Major cardiac surgery and use of cardiopulmonary bypass (CPB) is often associated with the development of a severe coagulopathy, hyperfibrinolysis and increased risk of bleeding. The present ex vivo study challenged the hypotheses that whole blood thrombelastometry, activated with minute amounts of tissue factor, can reveal the development of a coagulopathy following cardiac surgery, and that supplementation with fibrinogen and rFVIIa, alone or in combination, can improve the ex vivo clotting pattern. In total, 22 patients with a median age of 68, undergoing coronary artery bypass grafting or valve surgery with use of CPB were included in the study. Dynamic thrombelastometric clotting profiles were recorded using citrated whole blood activated with dilute tissue factor (Innovin®, final dilution 1:17000). Blood samples were collected before surgery (control) and immediately following in vivo neutralization of heparin with protamine sulphate. All blood samples for thrombelastometry were treated with heparinase to ensure neutralization of residual heparin.

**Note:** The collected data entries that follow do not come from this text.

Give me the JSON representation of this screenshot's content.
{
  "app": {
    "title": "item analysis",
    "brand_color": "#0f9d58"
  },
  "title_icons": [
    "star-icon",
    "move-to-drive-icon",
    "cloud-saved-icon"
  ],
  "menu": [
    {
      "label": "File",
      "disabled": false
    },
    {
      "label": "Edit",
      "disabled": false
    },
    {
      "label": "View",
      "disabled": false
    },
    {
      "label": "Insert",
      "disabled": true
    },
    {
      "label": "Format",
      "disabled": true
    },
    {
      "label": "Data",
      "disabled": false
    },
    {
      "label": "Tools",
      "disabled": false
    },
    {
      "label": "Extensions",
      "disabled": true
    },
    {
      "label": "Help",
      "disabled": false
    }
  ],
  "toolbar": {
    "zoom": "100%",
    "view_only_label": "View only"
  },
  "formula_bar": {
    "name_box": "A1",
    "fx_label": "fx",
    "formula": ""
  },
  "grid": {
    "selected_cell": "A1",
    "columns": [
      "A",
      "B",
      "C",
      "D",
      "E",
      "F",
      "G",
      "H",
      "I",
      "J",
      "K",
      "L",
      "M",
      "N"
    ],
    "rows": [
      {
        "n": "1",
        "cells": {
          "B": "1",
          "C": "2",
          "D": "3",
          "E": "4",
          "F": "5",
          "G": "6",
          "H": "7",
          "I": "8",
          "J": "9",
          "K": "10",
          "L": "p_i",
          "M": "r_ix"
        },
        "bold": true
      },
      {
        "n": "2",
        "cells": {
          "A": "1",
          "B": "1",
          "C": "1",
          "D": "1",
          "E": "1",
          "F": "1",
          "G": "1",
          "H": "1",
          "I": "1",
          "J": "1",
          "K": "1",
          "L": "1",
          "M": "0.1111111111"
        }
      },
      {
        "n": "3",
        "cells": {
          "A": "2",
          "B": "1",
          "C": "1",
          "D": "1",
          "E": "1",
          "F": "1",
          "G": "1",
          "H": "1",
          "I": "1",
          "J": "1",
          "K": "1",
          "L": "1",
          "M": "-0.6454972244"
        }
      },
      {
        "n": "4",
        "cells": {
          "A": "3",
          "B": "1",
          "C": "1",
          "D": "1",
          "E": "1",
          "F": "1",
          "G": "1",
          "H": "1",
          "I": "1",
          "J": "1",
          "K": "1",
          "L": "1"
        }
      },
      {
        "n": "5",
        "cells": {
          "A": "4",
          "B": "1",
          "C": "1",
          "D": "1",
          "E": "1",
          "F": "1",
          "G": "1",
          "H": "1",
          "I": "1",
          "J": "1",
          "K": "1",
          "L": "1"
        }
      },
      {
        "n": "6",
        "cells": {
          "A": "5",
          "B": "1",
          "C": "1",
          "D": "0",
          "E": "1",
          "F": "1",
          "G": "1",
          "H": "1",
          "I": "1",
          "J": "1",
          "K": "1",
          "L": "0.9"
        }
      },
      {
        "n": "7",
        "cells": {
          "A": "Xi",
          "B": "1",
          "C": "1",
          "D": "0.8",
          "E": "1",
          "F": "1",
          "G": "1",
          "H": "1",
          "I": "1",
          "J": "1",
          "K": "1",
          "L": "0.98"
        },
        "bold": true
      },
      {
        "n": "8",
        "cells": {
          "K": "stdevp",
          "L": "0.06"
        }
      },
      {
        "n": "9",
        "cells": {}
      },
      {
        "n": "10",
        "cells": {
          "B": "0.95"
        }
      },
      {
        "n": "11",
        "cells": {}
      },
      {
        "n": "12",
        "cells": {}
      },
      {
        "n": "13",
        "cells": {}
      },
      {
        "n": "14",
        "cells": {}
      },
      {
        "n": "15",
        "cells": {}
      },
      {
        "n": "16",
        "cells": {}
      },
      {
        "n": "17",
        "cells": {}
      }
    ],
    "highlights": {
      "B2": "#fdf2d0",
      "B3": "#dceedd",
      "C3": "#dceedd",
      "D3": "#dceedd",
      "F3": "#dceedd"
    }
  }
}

Standard coagulation laboratory parameters and platelet function confirmed the development of a significant coagulopathy following CPB. The post-operative blood samples were spiked with buffer, rFVIIa (2 μg/mL), fibrinogen (1mg/mL), or the combination of rFVIIa+fibrinogen. The post-operative coagulopathy was evident by thromboelastometry as a statistically significant derangements (Wilcoxon signed rank test). There was prolongation of the onset of clotting (CT, from a median value of 183 seconds pre-op to 385 sec post-op), reduced maximum velocity of clot formation (MaxVel, from 17.5 mm*100/sec pre-op to 15.1 post-op) and reduced maximum clot firmness (MCF, from 6234 mm pre-op to 5527 post-op). Ex vivo spiking with rFVIIa shortened the post-operative clot initiation phase (CT) to a median of 232 sec. Fibrinogen also shortened the post-operative clotting time to a median of 246 sec, and additionally increased the MCF to 5839 mm. Finally, the combination of rFVIIa and fibrinogen together corrected the abnormal thromboelastometric findings associated with CPB-coagulopathy into the pre-operative range, i.e. median CT decreased to 155 sec, MaxVel increased to 16.8 mm*100/sec and MCF increased to 5808 mm.

In conclusion, the experiments suggest a potential role of fibrinogen supplementation during control of bleeding following CPB, either alone or in combination with rFVIIa, since the combination corrected the CPB-associated coagulopathy remaining following neutralization of heparin.

Disclosures: No relevant conflicts of interest to declare.